I'm not an attorney but I think he has to be found GUILTY by 12, if any 1 of them find him not guilty it's a hung jury and up to the prosecutor to re-try him or dismiss ... that said, it sounds like a rich, privileged punk who can afford a slick lawyer to try and get him off on a technicality ...


----------



## chevyjay (Oct 6, 2012)

Actually there are tons of idiots on the water during the day as well, 
you don't needs brains to have a boat, just money.


----------



## Buick Riviera (Jul 15, 2007)

Thanks for the update. The State is smart enough to know that whether he was drunk or not doesn't determined whether he is guilty. If he broke the law resulting in the death of another, enough said.


----------



## bdawg (Apr 14, 2009)

I hate seeing these trials strung out like this!

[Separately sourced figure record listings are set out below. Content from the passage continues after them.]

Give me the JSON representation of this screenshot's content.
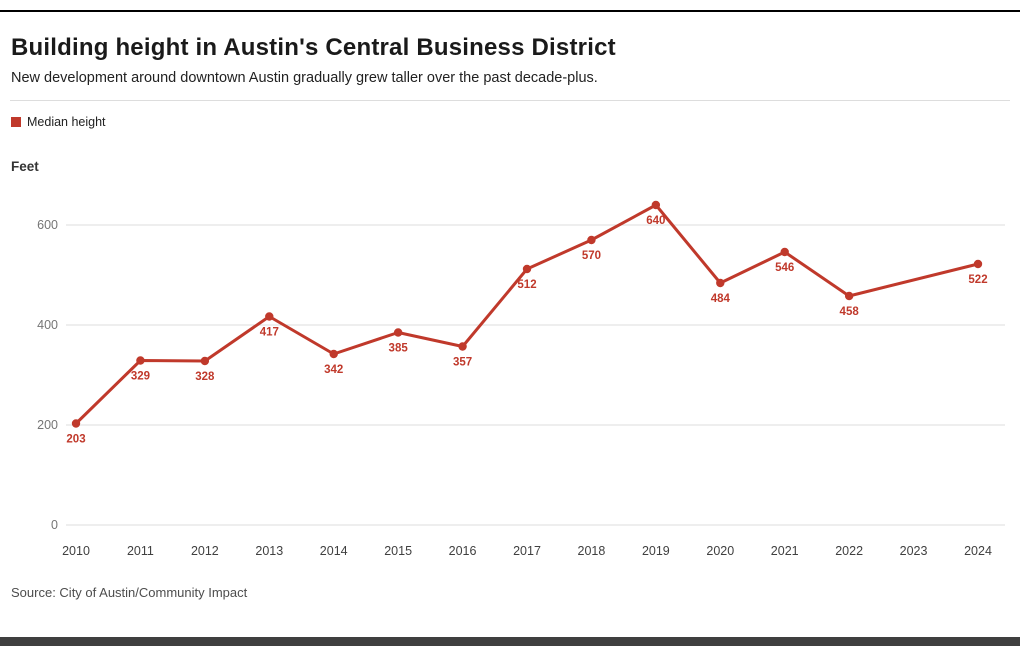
{
  "header": {
    "title": "Building height in Austin's Central Business District",
    "subtitle": "New development around downtown Austin gradually grew taller over the past decade-plus."
  },
  "legend": {
    "items": [
      {
        "label": "Median height",
        "color": "#c0392b"
      }
    ]
  },
  "axis": {
    "y_title": "Feet"
  },
  "source": "Source: City of Austin/Community Impact",
  "colors": {
    "line": "#c0392b",
    "data_label": "#c0392b",
    "grid": "#dedede",
    "y_tick_text": "#757575",
    "x_tick_text": "#404040"
  },
  "chart_data": {
    "type": "line",
    "title": "Building height in Austin's Central Business District",
    "xlabel": "",
    "ylabel": "Feet",
    "categories": [
      "2010",
      "2011",
      "2012",
      "2013",
      "2014",
      "2015",
      "2016",
      "2017",
      "2018",
      "2019",
      "2020",
      "2021",
      "2022",
      "2023",
      "2024"
    ],
    "series": [
      {
        "name": "Median height",
        "values": [
          203,
          329,
          328,
          417,
          342,
          385,
          357,
          512,
          570,
          640,
          484,
          546,
          458,
          null,
          522
        ]
      }
    ],
    "ylim": [
      0,
      660
    ],
    "yticks": [
      0,
      200,
      400,
      600
    ],
    "grid": "horizontal",
    "legend_position": "top-left",
    "data_labels": true
  }
}
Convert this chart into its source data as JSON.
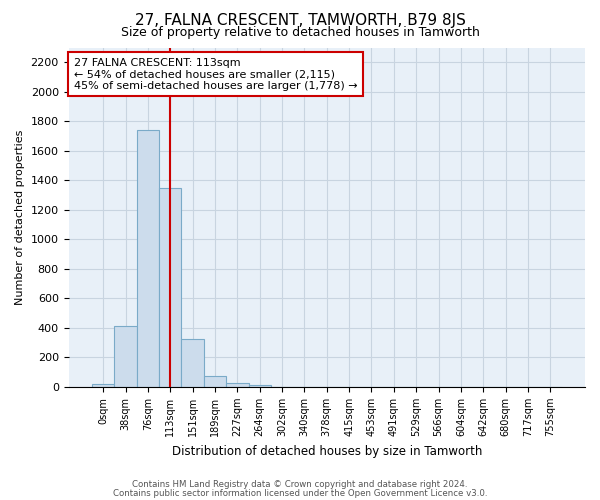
{
  "title": "27, FALNA CRESCENT, TAMWORTH, B79 8JS",
  "subtitle": "Size of property relative to detached houses in Tamworth",
  "xlabel": "Distribution of detached houses by size in Tamworth",
  "ylabel": "Number of detached properties",
  "bar_color": "#ccdcec",
  "bar_edge_color": "#7aaac8",
  "vline_color": "#cc0000",
  "vline_x": 3,
  "annotation_text": "27 FALNA CRESCENT: 113sqm\n← 54% of detached houses are smaller (2,115)\n45% of semi-detached houses are larger (1,778) →",
  "annotation_box_color": "#cc0000",
  "footer_line1": "Contains HM Land Registry data © Crown copyright and database right 2024.",
  "footer_line2": "Contains public sector information licensed under the Open Government Licence v3.0.",
  "categories": [
    "0sqm",
    "38sqm",
    "76sqm",
    "113sqm",
    "151sqm",
    "189sqm",
    "227sqm",
    "264sqm",
    "302sqm",
    "340sqm",
    "378sqm",
    "415sqm",
    "453sqm",
    "491sqm",
    "529sqm",
    "566sqm",
    "604sqm",
    "642sqm",
    "680sqm",
    "717sqm",
    "755sqm"
  ],
  "values": [
    20,
    410,
    1740,
    1350,
    325,
    75,
    25,
    10,
    0,
    0,
    0,
    0,
    0,
    0,
    0,
    0,
    0,
    0,
    0,
    0,
    0
  ],
  "ylim": [
    0,
    2300
  ],
  "yticks": [
    0,
    200,
    400,
    600,
    800,
    1000,
    1200,
    1400,
    1600,
    1800,
    2000,
    2200
  ],
  "grid_color": "#c8d4e0",
  "bg_color": "#ffffff",
  "plot_bg_color": "#e8f0f8"
}
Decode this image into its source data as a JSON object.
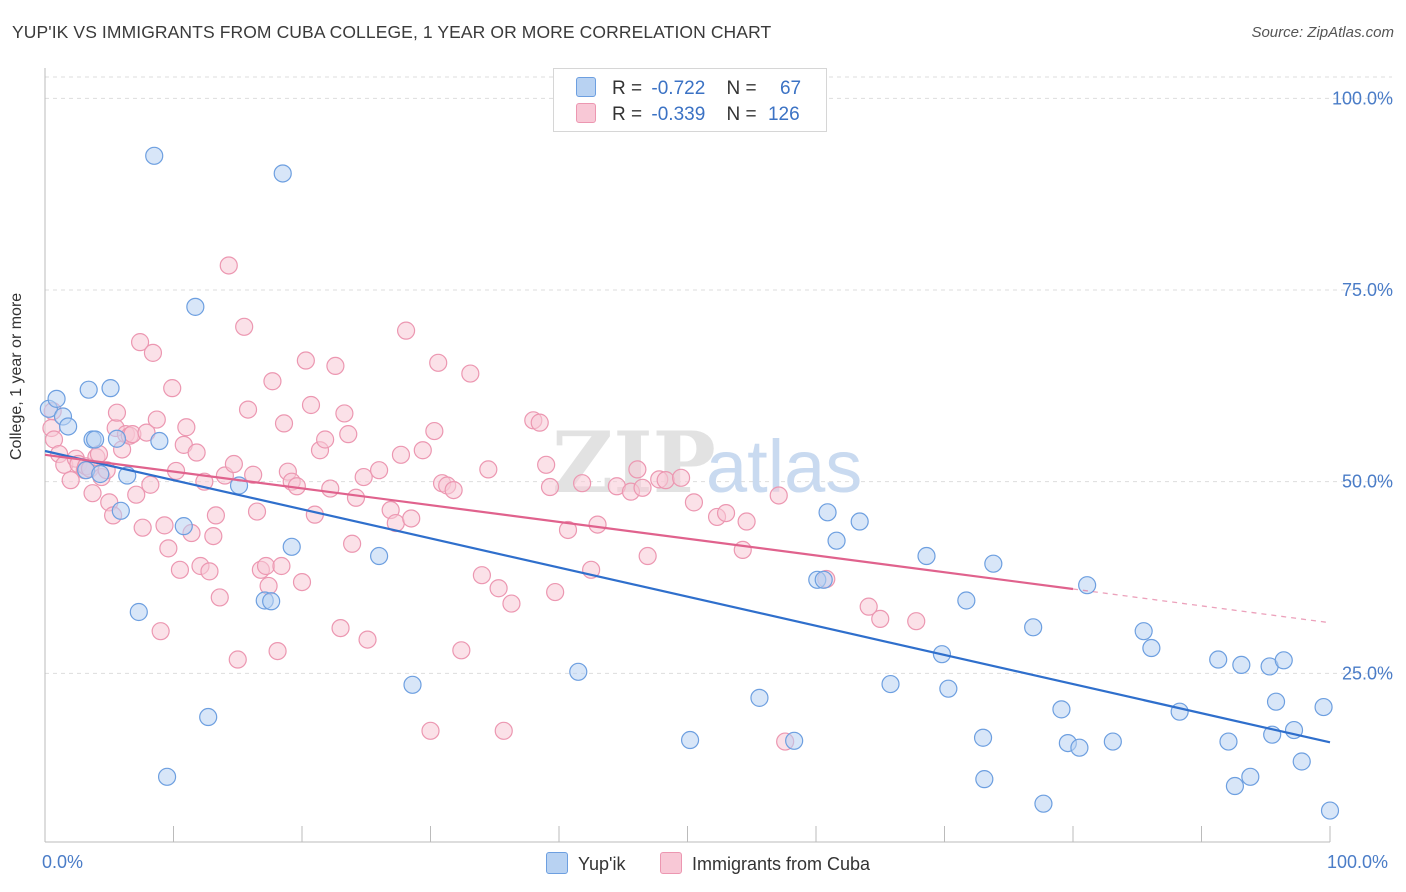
{
  "title": "YUP'IK VS IMMIGRANTS FROM CUBA COLLEGE, 1 YEAR OR MORE CORRELATION CHART",
  "source": "Source: ZipAtlas.com",
  "watermark": {
    "zip": "ZIP",
    "atlas": "atlas"
  },
  "legend": {
    "rows": [
      {
        "r_label": "R =",
        "r_value": "-0.722",
        "n_label": "N =",
        "n_value": "67"
      },
      {
        "r_label": "R =",
        "r_value": "-0.339",
        "n_label": "N =",
        "n_value": "126"
      }
    ]
  },
  "bottom_legend": [
    {
      "label": "Yup'ik"
    },
    {
      "label": "Immigrants from Cuba"
    }
  ],
  "colors": {
    "blue_fill": "#b8d2f2",
    "blue_stroke": "#6d9fe0",
    "blue_line": "#2f6fcc",
    "pink_fill": "#f8c8d6",
    "pink_stroke": "#ec97b1",
    "pink_line": "#e0628d",
    "grid": "#dddddd",
    "axis_text": "#4a7cc7"
  },
  "chart_data": {
    "type": "scatter",
    "title": "YUP'IK VS IMMIGRANTS FROM CUBA COLLEGE, 1 YEAR OR MORE CORRELATION CHART",
    "xlabel": "",
    "ylabel": "College, 1 year or more",
    "xlim": [
      0,
      100
    ],
    "ylim": [
      3,
      105
    ],
    "x_tick_labels": [
      "0.0%",
      "100.0%"
    ],
    "y_ticks": [
      {
        "value": 25,
        "label": "25.0%"
      },
      {
        "value": 50,
        "label": "50.0%"
      },
      {
        "value": 75,
        "label": "75.0%"
      },
      {
        "value": 100,
        "label": "100.0%"
      }
    ],
    "series": [
      {
        "name": "Yup'ik",
        "R": -0.722,
        "N": 67,
        "trend": {
          "x0": 0,
          "y0": 54,
          "x1": 100,
          "y1": 16
        },
        "points": [
          [
            0.3,
            59.5
          ],
          [
            0.9,
            60.8
          ],
          [
            1.4,
            58.5
          ],
          [
            1.8,
            57.2
          ],
          [
            3.2,
            51.5
          ],
          [
            3.4,
            62
          ],
          [
            3.7,
            55.5
          ],
          [
            3.9,
            55.5
          ],
          [
            4.3,
            51
          ],
          [
            5.1,
            62.2
          ],
          [
            5.6,
            55.6
          ],
          [
            5.9,
            46.2
          ],
          [
            6.4,
            50.8
          ],
          [
            7.3,
            33
          ],
          [
            8.5,
            92.5
          ],
          [
            8.9,
            55.3
          ],
          [
            9.5,
            11.5
          ],
          [
            10.8,
            44.2
          ],
          [
            11.7,
            72.8
          ],
          [
            12.7,
            19.3
          ],
          [
            15.1,
            49.5
          ],
          [
            17.1,
            34.5
          ],
          [
            17.6,
            34.4
          ],
          [
            18.5,
            90.2
          ],
          [
            19.2,
            41.5
          ],
          [
            26,
            40.3
          ],
          [
            28.6,
            23.5
          ],
          [
            41.5,
            25.2
          ],
          [
            50.2,
            16.3
          ],
          [
            55.6,
            21.8
          ],
          [
            58.3,
            16.2
          ],
          [
            60.1,
            37.2
          ],
          [
            60.6,
            37.2
          ],
          [
            60.9,
            46
          ],
          [
            61.6,
            42.3
          ],
          [
            63.4,
            44.8
          ],
          [
            65.8,
            23.6
          ],
          [
            68.6,
            40.3
          ],
          [
            69.8,
            27.5
          ],
          [
            70.3,
            23
          ],
          [
            71.7,
            34.5
          ],
          [
            73,
            16.6
          ],
          [
            73.1,
            11.2
          ],
          [
            73.8,
            39.3
          ],
          [
            76.9,
            31
          ],
          [
            77.7,
            8
          ],
          [
            79.1,
            20.3
          ],
          [
            79.6,
            15.9
          ],
          [
            80.5,
            15.3
          ],
          [
            81.1,
            36.5
          ],
          [
            83.1,
            16.1
          ],
          [
            85.5,
            30.5
          ],
          [
            86.1,
            28.3
          ],
          [
            88.3,
            20
          ],
          [
            91.3,
            26.8
          ],
          [
            92.1,
            16.1
          ],
          [
            92.6,
            10.3
          ],
          [
            93.1,
            26.1
          ],
          [
            93.8,
            11.5
          ],
          [
            95.3,
            25.9
          ],
          [
            95.5,
            17
          ],
          [
            95.8,
            21.3
          ],
          [
            96.4,
            26.7
          ],
          [
            97.2,
            17.6
          ],
          [
            97.8,
            13.5
          ],
          [
            99.5,
            20.6
          ],
          [
            100,
            7.1
          ]
        ]
      },
      {
        "name": "Immigrants from Cuba",
        "R": -0.339,
        "N": 126,
        "trend": {
          "x0": 0,
          "y0": 53.5,
          "x1": 80,
          "y1": 36,
          "dashed_to": {
            "x": 100,
            "y": 31.6
          }
        },
        "points": [
          [
            0.5,
            57
          ],
          [
            0.6,
            59.2
          ],
          [
            0.7,
            55.5
          ],
          [
            1.1,
            53.6
          ],
          [
            1.5,
            52.2
          ],
          [
            2,
            50.2
          ],
          [
            2.4,
            53
          ],
          [
            2.6,
            52.3
          ],
          [
            3.1,
            51.5
          ],
          [
            3.2,
            52
          ],
          [
            3.5,
            51.7
          ],
          [
            3.7,
            48.5
          ],
          [
            4,
            53.2
          ],
          [
            4.2,
            53.6
          ],
          [
            4.4,
            50.6
          ],
          [
            4.8,
            51.5
          ],
          [
            5,
            47.3
          ],
          [
            5.3,
            45.6
          ],
          [
            5.5,
            57
          ],
          [
            5.6,
            59
          ],
          [
            6,
            54.2
          ],
          [
            6.3,
            56.2
          ],
          [
            6.6,
            56
          ],
          [
            6.8,
            56.2
          ],
          [
            7.1,
            48.3
          ],
          [
            7.4,
            68.2
          ],
          [
            7.6,
            44
          ],
          [
            7.9,
            56.4
          ],
          [
            8.2,
            49.6
          ],
          [
            8.4,
            66.8
          ],
          [
            8.7,
            58.1
          ],
          [
            9,
            30.5
          ],
          [
            9.3,
            44.3
          ],
          [
            9.6,
            41.3
          ],
          [
            9.9,
            62.2
          ],
          [
            10.2,
            51.4
          ],
          [
            10.5,
            38.5
          ],
          [
            10.8,
            54.8
          ],
          [
            11,
            57.1
          ],
          [
            11.4,
            43.3
          ],
          [
            11.8,
            53.8
          ],
          [
            12.1,
            39
          ],
          [
            12.4,
            50
          ],
          [
            12.8,
            38.3
          ],
          [
            13.1,
            42.9
          ],
          [
            13.3,
            45.6
          ],
          [
            13.6,
            34.9
          ],
          [
            14,
            50.8
          ],
          [
            14.3,
            78.2
          ],
          [
            14.7,
            52.3
          ],
          [
            15,
            26.8
          ],
          [
            15.5,
            70.2
          ],
          [
            15.8,
            59.4
          ],
          [
            16.2,
            50.9
          ],
          [
            16.5,
            46.1
          ],
          [
            16.8,
            38.5
          ],
          [
            17.2,
            39
          ],
          [
            17.4,
            36.4
          ],
          [
            17.7,
            63.1
          ],
          [
            18.1,
            27.9
          ],
          [
            18.4,
            39
          ],
          [
            18.6,
            57.6
          ],
          [
            18.9,
            51.3
          ],
          [
            19.2,
            50
          ],
          [
            19.6,
            49.4
          ],
          [
            20,
            36.9
          ],
          [
            20.3,
            65.8
          ],
          [
            20.7,
            60
          ],
          [
            21,
            45.7
          ],
          [
            21.4,
            54.1
          ],
          [
            21.8,
            55.5
          ],
          [
            22.2,
            49.1
          ],
          [
            22.6,
            65.1
          ],
          [
            23,
            30.9
          ],
          [
            23.3,
            58.9
          ],
          [
            23.6,
            56.2
          ],
          [
            23.9,
            41.9
          ],
          [
            24.2,
            47.9
          ],
          [
            24.8,
            50.6
          ],
          [
            25.1,
            29.4
          ],
          [
            26,
            51.5
          ],
          [
            26.9,
            46.3
          ],
          [
            27.3,
            44.6
          ],
          [
            27.7,
            53.5
          ],
          [
            28.1,
            69.7
          ],
          [
            28.5,
            45.2
          ],
          [
            29.4,
            54.1
          ],
          [
            30,
            17.5
          ],
          [
            30.3,
            56.6
          ],
          [
            30.6,
            65.5
          ],
          [
            30.9,
            49.8
          ],
          [
            31.3,
            49.5
          ],
          [
            31.8,
            48.9
          ],
          [
            32.4,
            28
          ],
          [
            33.1,
            64.1
          ],
          [
            34,
            37.8
          ],
          [
            34.5,
            51.6
          ],
          [
            35.3,
            36.1
          ],
          [
            35.7,
            17.5
          ],
          [
            36.3,
            34.1
          ],
          [
            38,
            58
          ],
          [
            38.5,
            57.7
          ],
          [
            39,
            52.2
          ],
          [
            39.3,
            49.3
          ],
          [
            39.7,
            35.6
          ],
          [
            40.7,
            43.7
          ],
          [
            41.8,
            49.8
          ],
          [
            42.5,
            38.5
          ],
          [
            43,
            44.4
          ],
          [
            44.5,
            49.4
          ],
          [
            45.6,
            48.7
          ],
          [
            46.1,
            51.6
          ],
          [
            46.5,
            49.2
          ],
          [
            46.9,
            40.3
          ],
          [
            47.8,
            50.3
          ],
          [
            48.3,
            50.2
          ],
          [
            49.5,
            50.5
          ],
          [
            50.5,
            47.3
          ],
          [
            52.3,
            45.4
          ],
          [
            53,
            45.9
          ],
          [
            54.3,
            41.1
          ],
          [
            54.6,
            44.8
          ],
          [
            57.1,
            48.2
          ],
          [
            57.6,
            16.1
          ],
          [
            60.8,
            37.3
          ],
          [
            64.1,
            33.7
          ],
          [
            65,
            32.1
          ],
          [
            67.8,
            31.8
          ]
        ]
      }
    ]
  }
}
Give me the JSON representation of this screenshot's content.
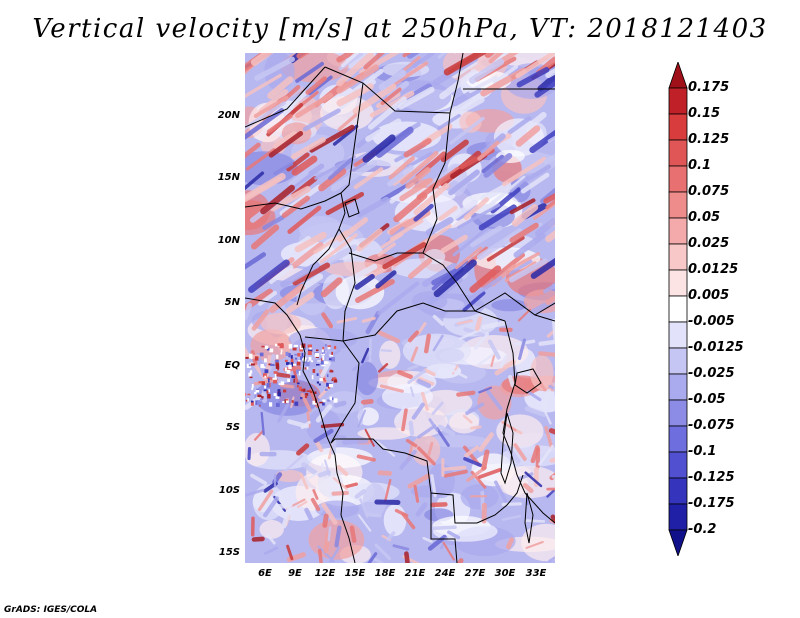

The guy is just trying to stay out of jail as long as possible. These delays really just hurt the family of the deceased by delaying their closure.


----------



## James F (Jul 2, 2005)

The innocent until proven guilty is what sticks on my craw, the opposite is true for the bureau of Workers Comp. I was almost killed in an Industrial accident, and I am being accused of fraud from day one. My company has put it on hold for the past 3 years. The lawyers are not going to be very happy , The company didn't do anything with the investigation. They have tried to cover up most of the evidence. Well that's not going over very good, because my attorney has it all on file.I believe that this Doctors case will not go well for him, unless its true that money does talk.I hope he gets the max.


----------



## Whaler (Nov 16, 2004)

I would think if he hit their boat and knocked them in the water and one died he would be responsible for the man's death one way or another . Defense attorneys are sly foxes though. I was on jury duty a few years ago and during his opening arguments the defense attorney told us it would only take ten minutes to find his client not guilty. He was a fancy dressed attorney with slicked down black hair who looked like he just came out of a gangster movie. Well, we deliberated for two hours and found his client guilty on three of four counts. That attorney wasn't slick enough for us.


----------



## baitguy (Dec 17, 2013)

they could be angling for manslaughter instead of murder, I believe in some cases that's a misdemeanor and not a felony ... and Dr. gets to keep his license ...


----------



## top shelf (Apr 16, 2009)

We are all sorry for your families loss. May the man responsible for this heinous crime spend the rest of his behind bars.


----------